Sep. 1, 2025 Labor Day
Sep. 8, 2025 Mathematical Foundations • Set Theory
• Axiomatic Probability
• Conditioning
• Independence
• Random Variables
• Expectation
• Probability Distribution
Sep. 15, 2025 Multi-Armed Bandits Quiz 1 • Multi-Armed Bandit Framework
\(\epsilon\)-Greedy
• Upper Confidence Boundary (UCB)
• Thompson Sampling
Sep. 22, 2025 Dynamic Programming Quiz 2 • OpenAI Gymansium GridWorldEnv
• Markov Chain
• Markov Decision Process (MDPs)
• Dynamic Programming
Sep. 29, 2025 Monte Carlo Quiz 3 • OpenAI Gymansium GridWorldEnv
• Monte Carlo Prediction
• Exploring Starts Monte Carlo
• On-Policy Monte Carlo
• Off-Policy Monte Carlo
Oct. 6, 2025 Temporal Difference Quiz 4 • OpenAI Gymansium GridWorldEnv
• Temporal Difference (TD) Prediction
• SARSA
• Q-Learning
• Double Q-Learning
• (Optional) n-step TD
Oct. 13, 2025 Function Approximation Exam 1 • OpenAI Gymansium MountainCar-v0
• Value Function Approximation (VFA)
• On-Policy Function Approximation
• Semi-gradient SARSA
• Limitations of Off-Policy Function Approximation
Oct. 20, 2025 Deep Q-Networks Quiz 5 • OpenAI Gymansium ALE/Breakout-v5
• Multi-Layered Perceprtons (MLPs)
• Convolutional Neural Networks (CNNs)
• Experience Replay
• Fixed Targets
• Vanilla Deep Q-Network
Oct. 27, 2025 Policy Gradients Quiz 6 • OpenAI Gymansium CartPole-v1
• Policy Gradient Theorem
• Vanilla Policy Gradient
Nov. 3, 2025 Advanced Policy Gradients Quiz 7 • OpenAI Gymansium HalfCheetah-v5
• Trust Region Policy Optimization (TRPO)
• Proximal Policy Optimization: KL-Divergence
• Proximal Policy Optimization: Clip
Nov. 10, 2025 Monte Carlo Tree Search Exam 2 • OpenAI Gymansium CartPole-v0
• Model-based Reinforcement Learning
• Monte Carlo Tree Search
• AlphaGo
• MuZero
Nov. 17, 2025 Conclusion • Advanced Topics in Reinforcement Learning
• Identify the Reinforcement Learning Application
• Outlook of Reinforcement Learning
Nov. 24, 2025 Thanksgiving Break
Dec. 1, 2025 Final Project Submission

Prerequisites

  • DATS 6101 - Introduction to Data Science

Assignments & Grading

Assignment Points
Quizzes (5 best scores) 25
Exam 1 25
Exam 2 25
Final Project 25
Average Learning Per Week

Students are expected to spend a minimum of 100 minutes of out-of-class work for every 50 minutes of direct instruction, for a minimum total of 2.5 hours a week.
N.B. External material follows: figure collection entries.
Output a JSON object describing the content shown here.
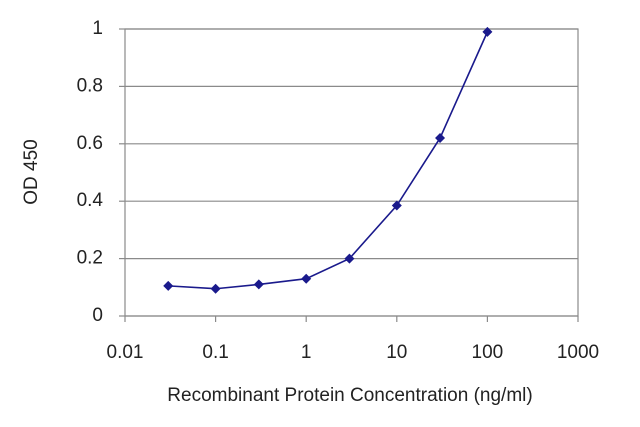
{
  "chart_data": {
    "type": "line",
    "x_label": "Recombinant Protein Concentration (ng/ml)",
    "y_label": "OD 450",
    "x": [
      0.03,
      0.1,
      0.3,
      1,
      3,
      10,
      30,
      100
    ],
    "series": [
      {
        "color": "#1a1a8c",
        "values": [
          0.105,
          0.095,
          0.11,
          0.13,
          0.2,
          0.385,
          0.62,
          0.99
        ]
      }
    ],
    "xscale": "log",
    "xlim": [
      0.01,
      1000
    ],
    "xticks": [
      0.01,
      0.1,
      1,
      10,
      100,
      1000
    ],
    "ylim": [
      0,
      1
    ],
    "yticks": [
      0,
      0.2,
      0.4,
      0.6,
      0.8,
      1
    ],
    "grid": true
  }
}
A 3-credit course should include 2.5 hours of direct instruction and a minimum of 5 hours of independent learning or 7.5 hours per week.

Online Resources

For technical requirements and support, student services, obtaining a GWorld card, and state contact information please check HERE

Classroom Recording

The particular class recordings will be available to students who are registered on an individual basis, upon request. Please let me know in advance if you have any medical issues or emergencies that will prevent you from joining the class.

Virtual Academic Support

Writing and research consultations are available online. See HERE. Coaching, offered through the Office of Student Success, is available in a virtual format. See HERE. Academic Commons offers several short videos addressing different virtual learning strategies for the unique circumstances of the fall 2020 semester. See HERE. They also offer a variety of live virtual workshops to equip students with the tools they need to succeed in a virtual environment. See HERE.

Safety and Security

In an emergency: call GWPD 202-994-6111 or 911. For situation-specific actions: review the Emergency Response Handbook in HERE. In an active violence situation: Get Out, Hide Out, or Take Out. See HERE. Stay informed: safety.gwu.edu/stay-informed.